The prospect of Apple moving a big chunk of its IT spending out of Amazon’s cloud and into its own data centers caused a stir this week.
It all started when Morgan Stanley’s
analyst Katy Hubert and her colleague Internet analyst Brian Nowak pointed out that Apple is spending $3.9 billion on three new data centers in the U.S. and Europe and that this is part of the company’s overall plan to move work away from Amazon
That tidbit, based on information from Apple’s earnings call last week, was picked up by Barron’s and other publications on Monday. Morgan Stanley followed up with a brief video in which Hubert and Nowak, who maintained his “overweight” rating on Amazon shares, went through their analysis.
The analysts estimated that Apple is building out 2,544 thousand square feet of data center space, compared to an estimated 6,707 thousand square feet of AWS data centers. That’s a lot of data center.
For more on Apple check out the following Fortune video:
They acknowledged pushback on their contention that 90% of Apple’s IT spending flows to AWS. That is a striking, and some say, unbelievable number.
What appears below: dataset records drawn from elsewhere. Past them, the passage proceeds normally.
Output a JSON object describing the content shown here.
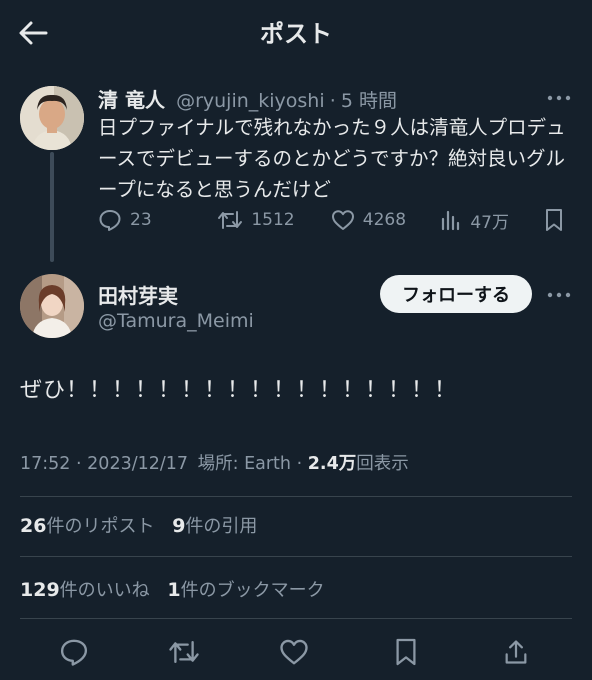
{
  "header": {
    "title": "ポスト"
  },
  "parent_post": {
    "author_name": "清 竜人",
    "handle": "@ryujin_kiyoshi",
    "separator": "·",
    "time": "5 時間",
    "text": "日プファイナルで残れなかった９人は清竜人プロデュースでデビューするのとかどうですか？絶対良いグループになると思うんだけど",
    "replies": "23",
    "reposts": "1512",
    "likes": "4268",
    "views": "47万"
  },
  "main_post": {
    "author_name": "田村芽実",
    "handle": "@Tamura_Meimi",
    "follow_label": "フォローする",
    "text": "ぜひ！！！！！！！！！！！！！！！！！",
    "time": "17:52",
    "dot1": "·",
    "date": "2023/12/17",
    "location_label": "場所: Earth",
    "dot2": "·",
    "view_count": "2.4万",
    "view_label": "回表示",
    "repost_count": "26",
    "repost_label": "件のリポスト",
    "quote_count": "9",
    "quote_label": "件の引用",
    "like_count": "129",
    "like_label": "件のいいね",
    "bookmark_count": "1",
    "bookmark_label": "件のブックマーク"
  },
  "icons": {
    "back": "arrow-left-icon",
    "reply": "reply-icon",
    "repost": "repost-icon",
    "like": "heart-icon",
    "views": "analytics-icon",
    "bookmark": "bookmark-icon",
    "share": "share-icon",
    "more": "more-icon"
  },
  "colors": {
    "background": "#15202b",
    "text": "#e7e9ea",
    "muted": "#8b98a5",
    "divider": "#38444d",
    "button_bg": "#eff3f4"
  }
}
If 90% is true, that could account for about 9% of AWS revenue in 2016. Taking that into account, they parsed the numbers different ways.
What did they find? “Even if only half of Apple’s spend goes to AWS, that’s still nearly $600 million or 5% of AWS revenue,” Nowak said in the video.
To add some context, for its just-reported fourth quarter, Amazon logged a profit of $687 million on revenue of $2.4 billion.
More: AWS customers worry about cloud lock-in
Apple, Nowak noted, may well be Amazon’s biggest customer, but he urged caution. First, there is no indication about how fast Apple may make this transition and even factoring out Apple’s business, AWS grew 80% last year, he said. The two analysts expect the move will take two years.
Those with long memories may remember when Zynga, then a high-flying game maker, transitioned off of AWS to its own data centers. That was a big deal at the time, but AWS forged ahead undiminished.
Apple and Amazon are two companies that aren’t exactly noted for their transparency, but reports over the years have noted that parts of Apple’s iCloud service run on AWS and on Microsoft
Azure, which was not mentioned in the Morgan Stanley report. Perhaps that is no longer the case, but if it is, presumably Apple’s move to in-house data centers could be bad news for Microsoft as well.
Fortune reached out to Apple, AWS, and Microsoft for comment and will update this story as needed.
This article was updated at 10:30 a.m. to correct a typo. Morgan Stanley’s estimate that Apple could make up 9% of AWS revenue would come to $600 million, not $600 billion in 2016.